Love that. More money can equal hiring more money, commissioning more art, hiring better trainers so you can learn faster, buying better tools, funding science and research, traveling more and easier, doing more and greater charity, and otherwise good things. I always thought it's silly when people go out of their way to say, "I'd never need more than $xx,xxx." Okay, you wouldn't need it, but with the least little bit of creativity, there's a lot of good and cool things you could do with it. Money's a terrible master, but a pretty good servant.
It would be good to make that more clear in the article. The paragraph about 30×500 gives the impression that that income is being shared, since you point out that the YoH income is your share of it.
That's because I have no plans to share the 30x500 income with anyone yet. Alex isn't charging me for he material he contributed to the last version since I'm doing all the upkeep. :) He may or may not be joining me in a guest teacher role but we haven't decided yet!
I don't really think so. When you are selling products it's specifically different than a salary.
If I sold 10k widgets for $10 a piece and said my business made a 100k last year, ignoring rent, cost of widget and labor, that would definitely be misleading.
Besides, there are still taxes paid on top of whatever they did bring in, so it really doesn't fit your cute analogy. They paid free lancers, etc.

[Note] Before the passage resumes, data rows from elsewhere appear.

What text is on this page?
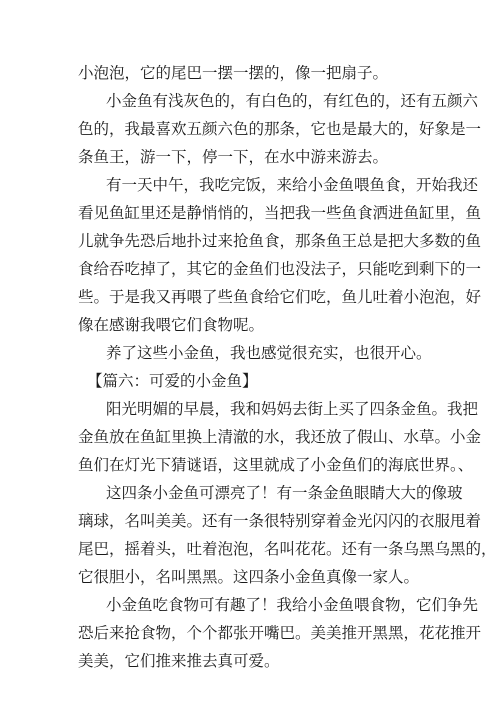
小泡泡，它的尾巴一摆一摆的，像一把扇子。
小金鱼有浅灰色的，有白色的，有红色的，还有五颜六
色的，我最喜欢五颜六色的那条，它也是最大的，好象是一
条鱼王，游一下，停一下，在水中游来游去。
有一天中午，我吃完饭，来给小金鱼喂鱼食，开始我还
看见鱼缸里还是静悄悄的，当把我一些鱼食洒进鱼缸里，鱼
儿就争先恐后地扑过来抢鱼食，那条鱼王总是把大多数的鱼
食给吞吃掉了，其它的金鱼们也没法子，只能吃到剩下的一
些。于是我又再喂了些鱼食给它们吃，鱼儿吐着小泡泡，好
像在感谢我喂它们食物呢。
养了这些小金鱼，我也感觉很充实，也很开心。
【篇六：可爱的小金鱼】
阳光明媚的早晨，我和妈妈去街上买了四条金鱼。我把
金鱼放在鱼缸里换上清澈的水，我还放了假山、水草。小金
鱼们在灯光下猜谜语，这里就成了小金鱼们的海底世界。、
这四条小金鱼可漂亮了！有一条金鱼眼睛大大的像玻
璃球，名叫美美。还有一条很特别穿着金光闪闪的衣服甩着
尾巴，摇着头，吐着泡泡，名叫花花。还有一条乌黑乌黑的，
它很胆小，名叫黑黑。这四条小金鱼真像一家人。
小金鱼吃食物可有趣了！我给小金鱼喂食物，它们争先
恐后来抢食物，个个都张开嘴巴。美美推开黑黑，花花推开
美美，它们推来推去真可爱。
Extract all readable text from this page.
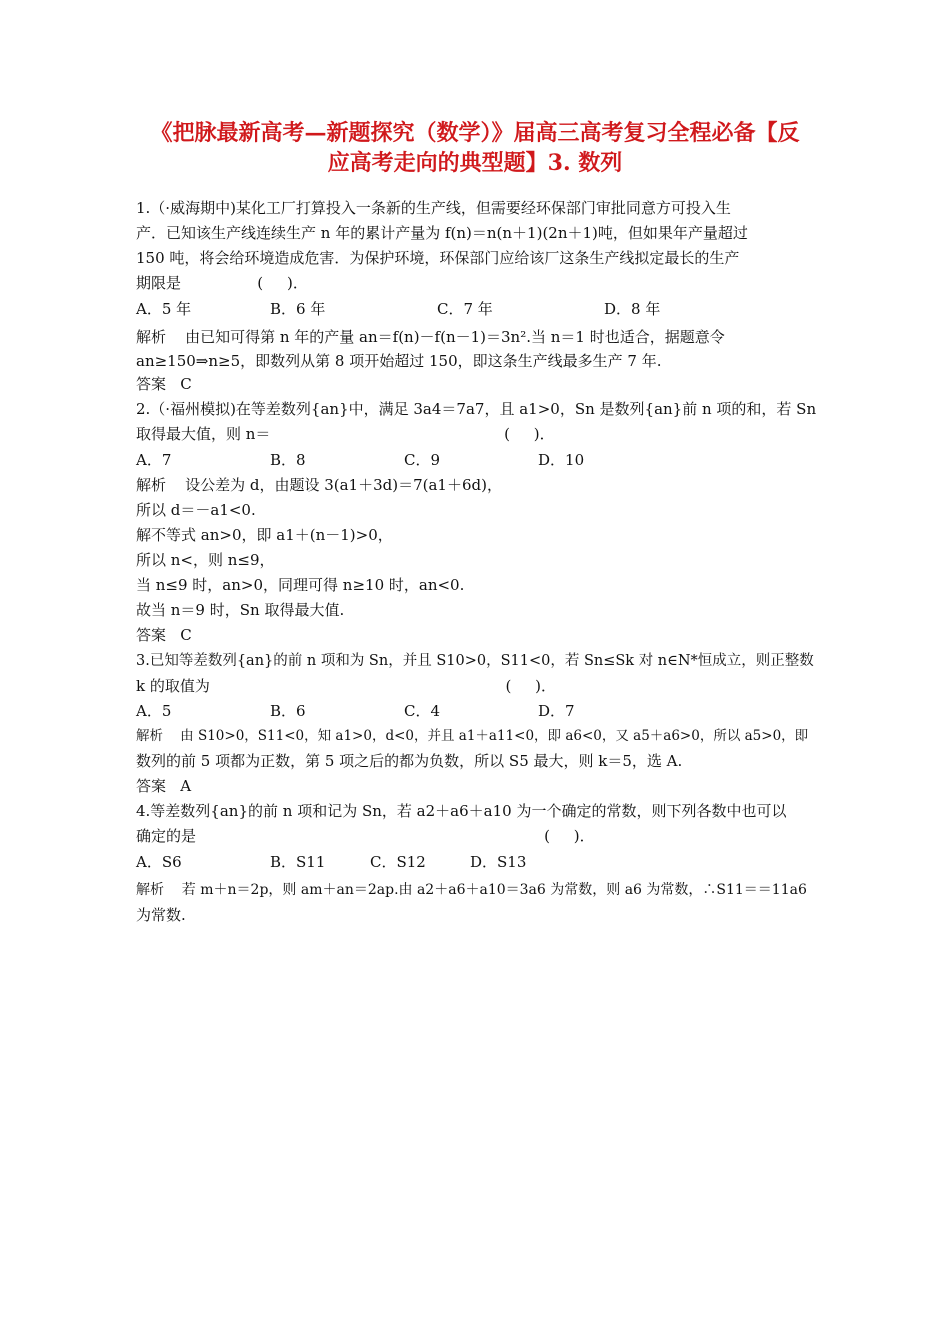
《把脉最新高考—新题探究（数学）》届高三高考复习全程必备【反
应高考走向的典型题】3. 数列
1.（·威海期中)某化工厂打算投入一条新的生产线，但需要经环保部门审批同意方可投入生
产．已知该生产线连续生产 n 年的累计产量为 f(n)＝n(n＋1)(2n＋1)吨，但如果年产量超过
150 吨，将会给环境造成危害．为保护环境，环保部门应给该厂这条生产线拟定最长的生产
期限是                (     )．
A．5 年	B．6 年	C．7 年	D．8 年
解析    由已知可得第 n 年的产量 an＝f(n)－f(n－1)＝3n².当 n＝1 时也适合，据题意令
an≥150⇒n≥5，即数列从第 8 项开始超过 150，即这条生产线最多生产 7 年.
答案   C
2.（·福州模拟)在等差数列{an}中，满足 3a4＝7a7，且 a1>0，Sn 是数列{an}前 n 项的和，若 Sn
取得最大值，则 n＝                                                 (     )．
A．7	B．8	C．9	D．10
解析    设公差为 d，由题设 3(a1＋3d)＝7(a1＋6d)，
所以 d＝－a1<0.
解不等式 an>0，即 a1＋(n－1)>0，
所以 n<，则 n≤9，
当 n≤9 时，an>0，同理可得 n≥10 时，an<0.
故当 n＝9 时，Sn 取得最大值.
答案   C
3.已知等差数列{an}的前 n 项和为 Sn，并且 S10>0，S11<0，若 Sn≤Sk 对 n∈N*恒成立，则正整数
k 的取值为                                                              (     )．
A．5	B．6	C．4	D．7
解析    由 S10>0，S11<0，知 a1>0，d<0，并且 a1＋a11<0，即 a6<0，又 a5＋a6>0，所以 a5>0，即
数列的前 5 项都为正数，第 5 项之后的都为负数，所以 S5 最大，则 k＝5，选 A.
答案   A
4.等差数列{an}的前 n 项和记为 Sn，若 a2＋a6＋a10 为一个确定的常数，则下列各数中也可以
确定的是                                                                         (     )．
A．S6	B．S11	C．S12	D．S13
解析    若 m＋n＝2p，则 am＋an＝2ap.由 a2＋a6＋a10＝3a6 为常数，则 a6 为常数，∴S11＝＝11a6
为常数.
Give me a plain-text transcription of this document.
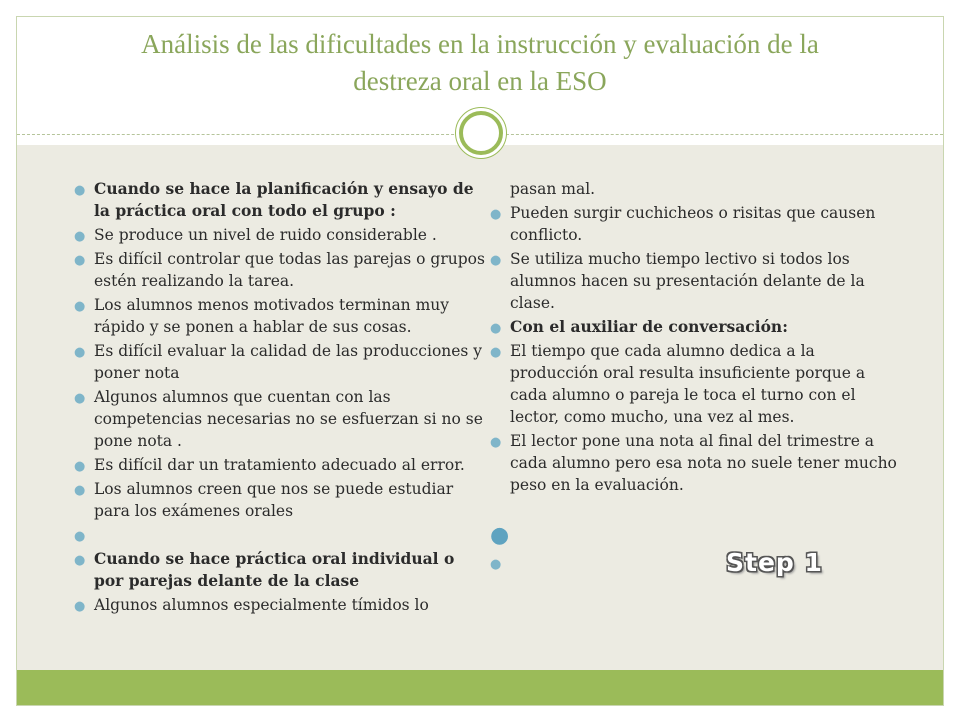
Análisis de las dificultades en la instrucción y evaluación de la
destreza oral en la ESO
● Cuando se hace la planificación y ensayo de la práctica oral con todo el grupo :
● Se produce un nivel de ruido considerable .
● Es difícil controlar que todas las parejas o grupos estén realizando la tarea.
● Los alumnos menos motivados terminan muy rápido y se ponen a hablar de sus cosas.
● Es difícil evaluar la calidad de las producciones y poner nota
● Algunos alumnos que cuentan con las competencias necesarias no se esfuerzan si no se pone nota .
● Es difícil dar un tratamiento adecuado al error.
● Los alumnos creen que nos se puede estudiar para los exámenes orales
●
● Cuando se hace práctica oral individual o por parejas delante de la clase
● Algunos alumnos especialmente tímidos lo
pasan mal.
● Pueden surgir cuchicheos o risitas que causen conflicto.
● Se utiliza mucho tiempo lectivo si todos los alumnos hacen su presentación delante de la clase.
● Con el auxiliar de conversación:
● El tiempo que cada alumno dedica a la producción oral resulta insuficiente porque a cada alumno o pareja le toca el turno con el lector, como mucho, una vez al mes.
● El lector pone una nota al final del trimestre a cada alumno pero esa nota no suele tener mucho peso en la evaluación.
●
●	Step 1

I mean I don't care, but "How much do you make" has built into the question the idea that everyone who gets a salary pays taxes, etc. When you are talking about a business 'making money' it is built into the question that there are costs associated with it.
You may be technically correct, but if I rolled all the money back into salaries & dev, and profited zero, people would still want to know the $216k number - because anyone could make $0 in profit :)
That said, I have $60k just sitting in my bank account right now - and it feels goooood.
Fair, I'll try to be more clear next time. I was bristling at the idea that people think I was being misleading, when the reality is, that's the word I think in, cuz I am not an accountant. I pay somebody else to think about that for me ;)
You have to pay social security on every dime up to $120,000 you personally make. Doesn't matter if you make it through an Sole Proprietorship, LLC, C-Corp or S-Corp.
Although in Amy's case, she may not have to pay any living in Vienna. But I'm sure the US Gov't get it's share.
If you try to declare that all the money you pulled from your LLC was dividends and not a salary, the IRS will bust you. Once you declare a 'fair' amount as salary (and pay FICA), the rest you can pull without paying FICA.
Lesson learned from experience - when you've got a tiger by the tail like that drop everything, hyper focus on marketing, experiment with paid promotion, partnerships, affiliates, a/b testing, etc.
If you maintain your revenue growth rate for another year you can do anything else you want, and it's a great product that's got the ability to scale.